All of this is just Cultural Marxist nonsense, “critical theory” developed by a lot of overpaid professors based on the writings of a bunch of decadent European intellectuals like Foucault and Derrida. Thirty years into the takeover of academia by post-structuralism, there is now scarcely anyone on an American university campus who has the intelligence or courage necessary to denounce critical theory as a delusion, a paranoid persecution fantasy of the progressive Left. But I digress . . .
What if I seized upon this list of Ontario sex-trafficking suspects to claim that guys named Muhammad are particularly prone to pedophilia, and thus largely responsible for child prostitution? Of course, feminists would begin shrieking “Racism!” and “Islamophobia!” But why is it OK for Meghan Murphy to insinuate that Canadian males in general are such perverts that an “enormous market for girls” exists north of the border, where it is “common . . . for men to seek out prostituted girls”?

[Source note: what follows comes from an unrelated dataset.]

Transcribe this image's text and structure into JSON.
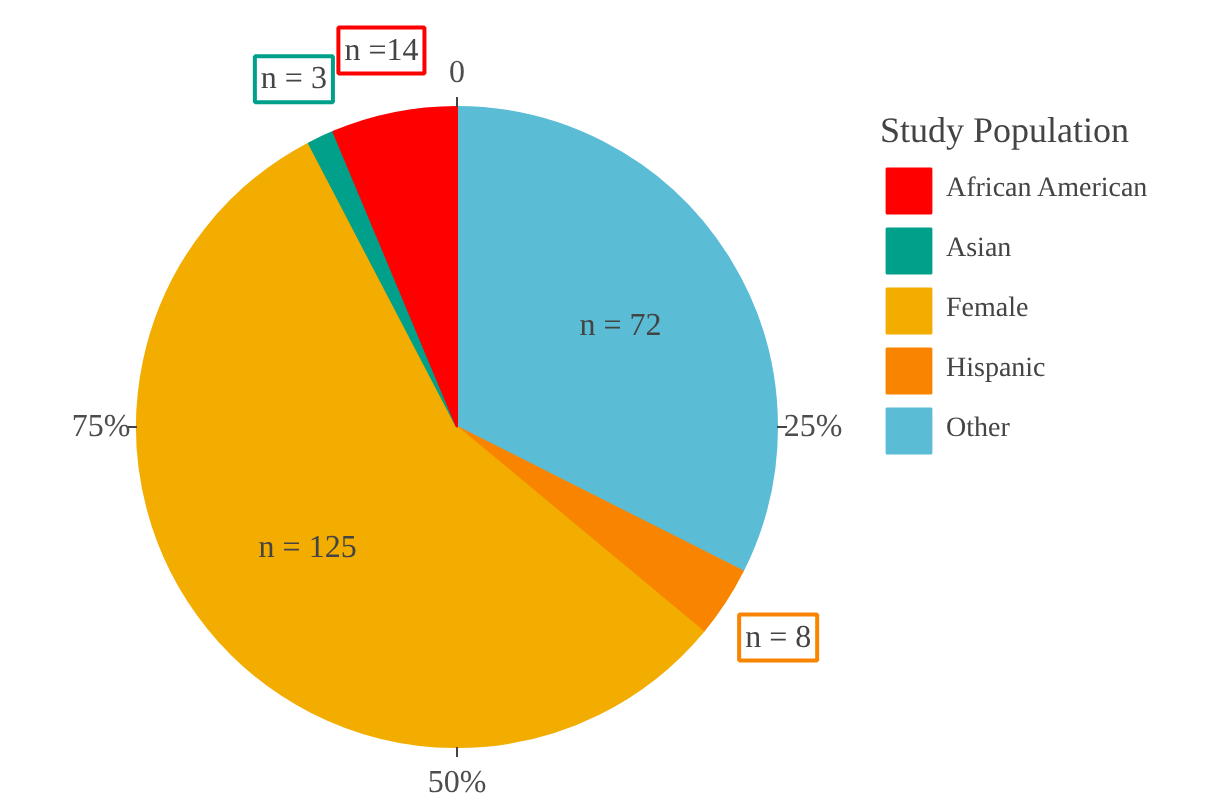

Oh, that’s acceptable, because when a feminist reads a headline that more than 100 men were arrested in a sex-trafficking investigation, she just assumes that these Canadian perverts were white, and every feminist knows that white men are the lowest form of life on the planet.
This kind of left-wing groupthink — collective victimhood and collective guilt — is antithetical to individual responsibility. It is hate propaganda to describe a category (e.g., “men in Toronto” or “men named Muhammad”) and to attribute to them a heinous behavior (e.g., “seeking child prostitutes”) as a way of implying collective guilt. For some reason, the Left objects when we call attention to Muslims who shout “Allahu akbar!” while killing Americans, but the Left expects us to ignore the way feminists collectively demonize white males.
By the way, who is advocating legalized prostitution? Meghan Murphy seems to spend a lot of time attacking such arguments, and I don’t know much about Canadian politics, but I’m pretty sure right-wingers aren’t the ones engaged in this advocacy. Prostitution is reportedly rampant in Vancouver, where thousands of hookers and call girls ply their trade with the tacit approval of the left-wing municipal government.
Who is responsible for all this prostitution in Canada? Not me.
See, this is how individual responsibility works. It doesn’t matter if your name is Muhammad or Miguel, you are responsible for what you do, and you can’t blame your problems on somebody else. You got caught trying to hook up with a teenage girl who turned out to be an undercover cop? Don’t tell me you’re a victim of systemic oppression, because there are guys named Muhammad and Miguel who didn’t do what you did. And if you are a member of an ethnic group with a bad reputation — for example, Canadians — don’t blame this on the “prejudice” of others. Try to be a decent law-abiding person, and most people will be willing to give you a chance in life, despite the fact that you’re Canadian.
There are at least two or three Canadians who aren’t half-bad, but in general, I stay as far away from Canadians as possible. I’ve never forgiven Canada for inflicting Neil Young on the world, and for the same cursed nation to unleash Meghan Murphy to terrorize humanity — well, you’ll be a long time living that one down, collectively speaking.
“They’re not even a real country anyway.”